Mais le reportage du journal Le Monde dont il est question aujourd’hui nous plonge dans le grotesque et l’insulte à l’intelligence humaine. Ceci est tellement vrai que voir le tintamarre qui s’en est suivi pour relayer les dires de ces deux «envoyés très spéciaux» a au moins un mérite. Celui d’apporter la preuve d’un complot contre l’Etat syrien. Sinon, comment expliquer que beaucoup d’autres médias et des officiels de pays occidentaux puissent donner crédit à de tels bobards en les relayant? Si ce n’est dans le but sinon de pousser à l’intervention militaire contre la Syrie, faire capoter, au moins, la conférence de paix dite de «Genève 2» prévue pour le début du mois de juillet prochain. Ou bien encore pour s’autoriser à livrer des armes aux groupes armés d’Al Qaîda qui martyrisent la population syrienne.
Quand on vous disait que le niveau de la propagande régresse! Les comploteurs sont en manque d’imagination. Ils en manquent tellement que, par ce coup «journalistique», ils n’auront réussi qu’à se démasquer. Qu’à apporter la preuve qu’ils complotent. D’ailleurs, Obama et Ban Ki-moon les ont priés «d’aller se rhabiller». Ou, comme l’a dit un de nos ministres à un journaliste, «d’aller jouer avec les enfants». L’administration américaine l’a dit plus poliment en exigeant «d’autres preuves».
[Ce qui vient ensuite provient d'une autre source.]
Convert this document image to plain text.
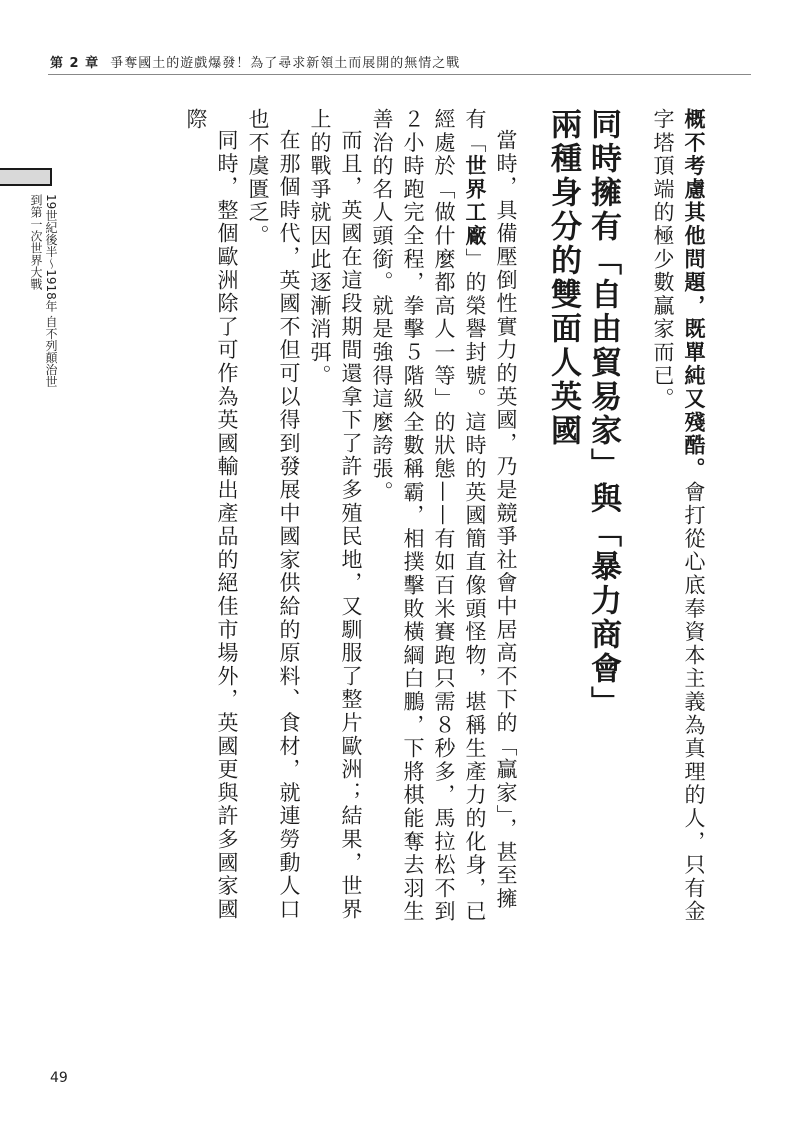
第 2 章 爭奪國土的遊戲爆發！為了尋求新領土而展開的無情之戰
19世紀後半～1918年 自不列顛治世到第一次世界大戰	概不考慮其他問題，既單純又殘酷。會打從心底奉資本主義為真理的人，只有金字塔頂端的極少數贏家而已。

同時擁有「自由貿易家」與「暴力商會」
兩種身分的雙面人英國

當時，具備壓倒性實力的英國，乃是競爭社會中居高不下的「贏家」，甚至擁有「世界工廠」的榮譽封號。這時的英國簡直像頭怪物，堪稱生產力的化身，已經處於「做什麼都高人一等」的狀態——有如百米賽跑只需８秒多，馬拉松不到２小時跑完全程，拳擊５階級全數稱霸，相撲擊敗橫綱白鵬，下將棋能奪去羽生善治的名人頭銜。就是強得這麼誇張。

而且，英國在這段期間還拿下了許多殖民地，又馴服了整片歐洲；結果，世界上的戰爭就因此逐漸消弭。

在那個時代，英國不但可以得到發展中國家供給的原料、食材，就連勞動人口也不虞匱乏。

同時，整個歐洲除了可作為英國輸出產品的絕佳市場外，英國更與許多國家國際

49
Une autre remarque s’impose dans cette «preuve» par le mensonge. En y regardant de plus près, nous trouvons en filigrane des traces du fameux «qui tue qui?» qui nous a poursuivi tout au long de la décennie de terrorisme que nous avons vécue. Il suffit d’admettre que l’arme chimique ait été réellement utilisée en Syrie pour se retrouver à chercher l’autre preuve pour savoir qui, des deux parties au conflit, l’a utilisée. Il ne suffit pas de dire en avoir la traçabilité, comme on a entendu un officiel l’affirmer sur le plateau de France 2, il faut le démontrer. Pour terminer, précisons que le ton volontairement détendu que nous avons adopté pour traiter ce sujet dramatique est une réponse à la bêtise. Mieux vaut en rire qu’en pleurer!